I was relieved to see the merger between Comcast and Time Warner die, but we are still seeing consolidation in the cable industry and the largest companies are getting more powerful. There is very little positive that can be gained from the Time Warner and Charter merger. And it’s always been disturbing to see large ISPs that also own programming content. That alone gives Comcast a huge advantage over anybody that tries to compete against them.

I don’t know how anybody can undo the consolidation in this industry. The big companies have locked up the market and the cost to build new networks to compete against them is a major barrier to entry. But perhaps having new networks built by municipalities and other commercial providers will chip away at enough of the market over time to make a difference.

 

4 thoughts on “The Anti-Competitive US Marketplace

  1. 100 years ago Teddy Roosevelt was “trust busting”. Breaking monopoly power is neither new nor rocket science.

    • True, but it would be a lot harder to break up the big ISPs. Judge Greene tried that a few decades ago when he broke up the Bell System and all we got was seven little monopolists instead of one big one. And since they didn’t compete with each other each still maintained monopoly power within their footprint.

      And it would be the same thing today if you tried to break up Comcast or a big ISP. These ISPs are locally monopolies. I can’t imagine any way you could break up Comcast that would stop them from being the dominant broadband provider in any given city. Comcast’s dominance in a large city where there is no large fiber provider, or where there is one like Verizon FiOS where we see duopoly coopetition means that they would have the identical market power even if they were split into smaller ISPs.

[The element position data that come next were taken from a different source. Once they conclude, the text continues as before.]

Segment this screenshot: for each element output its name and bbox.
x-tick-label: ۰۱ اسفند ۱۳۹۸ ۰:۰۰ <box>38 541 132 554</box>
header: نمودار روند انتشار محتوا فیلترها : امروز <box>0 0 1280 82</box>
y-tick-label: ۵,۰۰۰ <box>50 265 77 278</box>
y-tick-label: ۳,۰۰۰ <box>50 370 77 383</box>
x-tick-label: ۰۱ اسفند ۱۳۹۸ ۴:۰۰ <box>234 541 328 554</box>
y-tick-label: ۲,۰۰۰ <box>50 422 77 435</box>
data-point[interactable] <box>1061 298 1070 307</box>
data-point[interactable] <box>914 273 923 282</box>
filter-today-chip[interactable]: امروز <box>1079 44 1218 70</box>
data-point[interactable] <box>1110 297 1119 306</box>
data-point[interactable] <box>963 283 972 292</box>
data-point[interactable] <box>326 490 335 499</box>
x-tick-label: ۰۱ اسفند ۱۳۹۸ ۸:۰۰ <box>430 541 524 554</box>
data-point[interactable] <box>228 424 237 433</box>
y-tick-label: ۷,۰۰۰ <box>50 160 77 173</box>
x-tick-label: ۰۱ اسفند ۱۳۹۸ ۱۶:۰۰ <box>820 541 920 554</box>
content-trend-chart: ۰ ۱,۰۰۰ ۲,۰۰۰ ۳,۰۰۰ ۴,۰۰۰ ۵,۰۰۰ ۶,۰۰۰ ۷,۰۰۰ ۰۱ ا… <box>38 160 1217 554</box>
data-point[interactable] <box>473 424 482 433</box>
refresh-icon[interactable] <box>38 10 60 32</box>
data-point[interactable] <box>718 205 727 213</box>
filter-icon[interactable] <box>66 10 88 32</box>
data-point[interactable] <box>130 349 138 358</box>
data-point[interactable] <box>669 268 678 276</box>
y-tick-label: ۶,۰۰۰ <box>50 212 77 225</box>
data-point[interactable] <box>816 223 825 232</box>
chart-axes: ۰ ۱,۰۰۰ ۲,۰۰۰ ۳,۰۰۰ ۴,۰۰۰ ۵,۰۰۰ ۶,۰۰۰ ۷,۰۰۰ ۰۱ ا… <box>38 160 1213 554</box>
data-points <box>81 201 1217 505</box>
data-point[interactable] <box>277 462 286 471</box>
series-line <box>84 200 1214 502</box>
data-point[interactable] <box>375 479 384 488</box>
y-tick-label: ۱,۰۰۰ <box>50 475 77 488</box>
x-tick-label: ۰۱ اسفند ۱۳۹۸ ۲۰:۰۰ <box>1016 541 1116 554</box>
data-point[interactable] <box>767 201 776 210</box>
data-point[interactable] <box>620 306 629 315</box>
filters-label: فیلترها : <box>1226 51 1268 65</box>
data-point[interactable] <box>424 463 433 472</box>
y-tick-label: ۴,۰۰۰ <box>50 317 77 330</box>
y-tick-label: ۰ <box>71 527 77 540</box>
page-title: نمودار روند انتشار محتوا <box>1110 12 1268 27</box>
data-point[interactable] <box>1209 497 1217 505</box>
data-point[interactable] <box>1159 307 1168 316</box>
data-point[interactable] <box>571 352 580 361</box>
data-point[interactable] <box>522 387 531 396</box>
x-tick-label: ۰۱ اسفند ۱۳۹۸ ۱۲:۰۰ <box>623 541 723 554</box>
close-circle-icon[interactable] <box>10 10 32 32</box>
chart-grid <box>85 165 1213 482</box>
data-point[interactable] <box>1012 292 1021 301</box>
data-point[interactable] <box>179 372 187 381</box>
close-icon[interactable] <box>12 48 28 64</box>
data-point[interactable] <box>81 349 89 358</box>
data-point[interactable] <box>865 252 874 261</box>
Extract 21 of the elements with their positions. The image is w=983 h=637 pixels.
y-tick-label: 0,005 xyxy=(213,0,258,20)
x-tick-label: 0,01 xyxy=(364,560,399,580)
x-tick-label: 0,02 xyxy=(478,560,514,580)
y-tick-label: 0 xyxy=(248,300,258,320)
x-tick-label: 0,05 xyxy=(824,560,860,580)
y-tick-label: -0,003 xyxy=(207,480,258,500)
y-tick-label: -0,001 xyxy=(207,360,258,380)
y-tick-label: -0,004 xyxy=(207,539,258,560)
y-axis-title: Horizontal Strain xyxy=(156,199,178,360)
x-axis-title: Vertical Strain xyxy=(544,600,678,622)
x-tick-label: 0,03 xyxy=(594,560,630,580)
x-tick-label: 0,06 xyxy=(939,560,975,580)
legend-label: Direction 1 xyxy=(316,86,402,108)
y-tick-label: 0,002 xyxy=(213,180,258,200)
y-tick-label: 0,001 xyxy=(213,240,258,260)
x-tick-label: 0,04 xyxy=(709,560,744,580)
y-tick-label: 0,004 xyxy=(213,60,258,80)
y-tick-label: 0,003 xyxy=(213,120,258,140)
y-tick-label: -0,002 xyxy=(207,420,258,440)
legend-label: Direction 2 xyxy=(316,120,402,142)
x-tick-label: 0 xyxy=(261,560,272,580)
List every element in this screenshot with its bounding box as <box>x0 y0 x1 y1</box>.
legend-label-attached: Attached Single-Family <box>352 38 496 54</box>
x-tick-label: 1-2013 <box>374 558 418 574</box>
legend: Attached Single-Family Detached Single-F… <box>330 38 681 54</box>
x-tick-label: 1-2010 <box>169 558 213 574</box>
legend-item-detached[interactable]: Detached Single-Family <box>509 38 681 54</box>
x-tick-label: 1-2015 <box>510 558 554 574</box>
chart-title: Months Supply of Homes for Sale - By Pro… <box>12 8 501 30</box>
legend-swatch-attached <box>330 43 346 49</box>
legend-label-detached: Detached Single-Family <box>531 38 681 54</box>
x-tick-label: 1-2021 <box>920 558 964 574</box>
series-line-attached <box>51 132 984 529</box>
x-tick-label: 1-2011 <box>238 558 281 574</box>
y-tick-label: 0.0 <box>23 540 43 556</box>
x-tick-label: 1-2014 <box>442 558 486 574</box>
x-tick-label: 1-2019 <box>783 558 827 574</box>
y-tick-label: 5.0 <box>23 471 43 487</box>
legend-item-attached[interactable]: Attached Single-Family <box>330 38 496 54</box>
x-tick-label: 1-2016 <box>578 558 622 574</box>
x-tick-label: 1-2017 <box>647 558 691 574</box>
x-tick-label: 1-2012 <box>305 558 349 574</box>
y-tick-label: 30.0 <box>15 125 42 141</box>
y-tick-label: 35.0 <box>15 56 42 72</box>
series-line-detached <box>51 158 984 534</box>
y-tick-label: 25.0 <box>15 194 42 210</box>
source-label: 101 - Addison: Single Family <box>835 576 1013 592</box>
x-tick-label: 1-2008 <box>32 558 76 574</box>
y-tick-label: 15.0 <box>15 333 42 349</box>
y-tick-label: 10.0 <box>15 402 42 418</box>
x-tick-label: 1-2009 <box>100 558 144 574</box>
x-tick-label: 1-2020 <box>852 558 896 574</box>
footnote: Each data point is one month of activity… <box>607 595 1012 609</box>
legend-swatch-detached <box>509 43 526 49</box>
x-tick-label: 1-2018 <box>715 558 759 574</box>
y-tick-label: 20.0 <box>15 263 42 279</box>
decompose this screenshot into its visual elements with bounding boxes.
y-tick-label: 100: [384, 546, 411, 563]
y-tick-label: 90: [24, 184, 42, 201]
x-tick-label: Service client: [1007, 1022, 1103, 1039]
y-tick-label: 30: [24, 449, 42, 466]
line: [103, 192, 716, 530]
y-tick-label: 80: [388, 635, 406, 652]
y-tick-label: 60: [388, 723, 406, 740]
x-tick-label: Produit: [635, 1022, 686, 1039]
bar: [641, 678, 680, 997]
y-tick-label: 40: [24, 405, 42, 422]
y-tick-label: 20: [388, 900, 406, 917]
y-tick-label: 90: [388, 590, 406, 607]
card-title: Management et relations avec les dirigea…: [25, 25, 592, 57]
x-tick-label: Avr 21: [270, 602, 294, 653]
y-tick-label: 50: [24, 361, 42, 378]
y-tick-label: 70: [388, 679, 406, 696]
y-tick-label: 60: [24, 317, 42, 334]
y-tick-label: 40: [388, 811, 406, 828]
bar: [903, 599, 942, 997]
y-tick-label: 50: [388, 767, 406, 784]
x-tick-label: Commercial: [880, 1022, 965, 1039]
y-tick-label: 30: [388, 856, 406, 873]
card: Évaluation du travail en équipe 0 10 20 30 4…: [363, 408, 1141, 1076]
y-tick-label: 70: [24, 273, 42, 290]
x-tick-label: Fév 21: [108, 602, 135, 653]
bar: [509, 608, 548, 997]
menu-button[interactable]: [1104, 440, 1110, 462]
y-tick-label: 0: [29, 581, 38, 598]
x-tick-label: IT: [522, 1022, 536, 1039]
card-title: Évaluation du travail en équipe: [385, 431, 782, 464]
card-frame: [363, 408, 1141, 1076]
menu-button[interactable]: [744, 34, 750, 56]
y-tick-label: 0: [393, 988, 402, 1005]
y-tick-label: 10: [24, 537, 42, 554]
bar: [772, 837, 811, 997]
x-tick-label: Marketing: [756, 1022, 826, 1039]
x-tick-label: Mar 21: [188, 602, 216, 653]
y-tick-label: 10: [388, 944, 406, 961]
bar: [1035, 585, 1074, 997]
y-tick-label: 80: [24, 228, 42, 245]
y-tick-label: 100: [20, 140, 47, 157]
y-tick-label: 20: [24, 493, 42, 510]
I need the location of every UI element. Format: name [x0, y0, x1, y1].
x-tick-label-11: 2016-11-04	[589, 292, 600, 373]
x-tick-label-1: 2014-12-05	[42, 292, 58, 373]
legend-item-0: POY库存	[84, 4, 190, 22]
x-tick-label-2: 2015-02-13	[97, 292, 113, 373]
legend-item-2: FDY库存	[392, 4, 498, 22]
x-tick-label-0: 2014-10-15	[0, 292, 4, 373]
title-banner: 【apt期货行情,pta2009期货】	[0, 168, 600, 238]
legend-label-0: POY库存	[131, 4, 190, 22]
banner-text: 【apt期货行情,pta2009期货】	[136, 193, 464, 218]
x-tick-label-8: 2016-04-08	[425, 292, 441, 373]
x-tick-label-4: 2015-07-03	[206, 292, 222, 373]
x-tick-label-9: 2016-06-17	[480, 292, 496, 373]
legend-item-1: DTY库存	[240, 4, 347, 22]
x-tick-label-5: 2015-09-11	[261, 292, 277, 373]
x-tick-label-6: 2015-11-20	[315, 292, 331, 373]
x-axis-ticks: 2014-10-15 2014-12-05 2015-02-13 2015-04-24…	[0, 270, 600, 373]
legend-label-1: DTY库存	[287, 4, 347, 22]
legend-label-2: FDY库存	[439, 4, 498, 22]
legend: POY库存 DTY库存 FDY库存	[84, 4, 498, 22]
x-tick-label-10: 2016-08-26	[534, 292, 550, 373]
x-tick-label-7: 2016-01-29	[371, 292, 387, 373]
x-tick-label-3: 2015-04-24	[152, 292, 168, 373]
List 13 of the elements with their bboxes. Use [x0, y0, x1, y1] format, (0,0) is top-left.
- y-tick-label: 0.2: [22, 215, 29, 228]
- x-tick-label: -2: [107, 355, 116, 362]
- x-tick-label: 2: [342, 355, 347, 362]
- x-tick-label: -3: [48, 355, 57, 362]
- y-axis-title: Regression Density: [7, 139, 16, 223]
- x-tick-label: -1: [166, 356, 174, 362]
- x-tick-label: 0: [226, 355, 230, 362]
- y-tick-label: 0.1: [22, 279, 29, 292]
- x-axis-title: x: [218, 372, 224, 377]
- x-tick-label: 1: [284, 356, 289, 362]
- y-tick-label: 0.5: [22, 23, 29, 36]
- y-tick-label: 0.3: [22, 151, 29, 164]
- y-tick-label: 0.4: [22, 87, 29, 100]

      About the most that could be done would to separate Comcast from being a cable company and a programmer – a really large advantage over all competitors.

  2. Obama is such a hypocrite. While large companies do make it difficult for competitors, the Obama administration’s actions and policies have been a crushing, devastating barrier to entrepreneurs. And I am not just picking on his administration. Past administrations have done little to invigorate small businesses, but Obama took it to a whole new level.

    Also, I am still trying to figure out how placing broadband service under Title II regulation will result in more competition.

    • This is an industry board and so I won’t comment on your political views.

      But I see Title II as being an important tool to reign in the large ISPs. They were headed down a path to undertake practices that would have given them even more advantages over other competitors. For instance, the big companies are large enough that they could make signficant money selling the big data information they gather from customers – something that smaller ISPs can likely never monetize. And the FCC is using Title II to impose privacy regulations on them.

      The big ISPs were also headed down a path where they were going to give priority to certain kinds of traffic. We were headed toward having big ISPs like Comcast making deals with Facebook or large video content providers to somehow bundle that content into Comcast’s base data package for ‘free’ while charging data caps fees for other content. That kind of practice would have given Comcast a competitive advantage that smaller ISPs couldn’t match. But it also would have given a huge advantage to the few content providers they decided to bundle with, all to the detriment of content providers. Title II kills all of that kind of nonsense that the ISPs had in mind.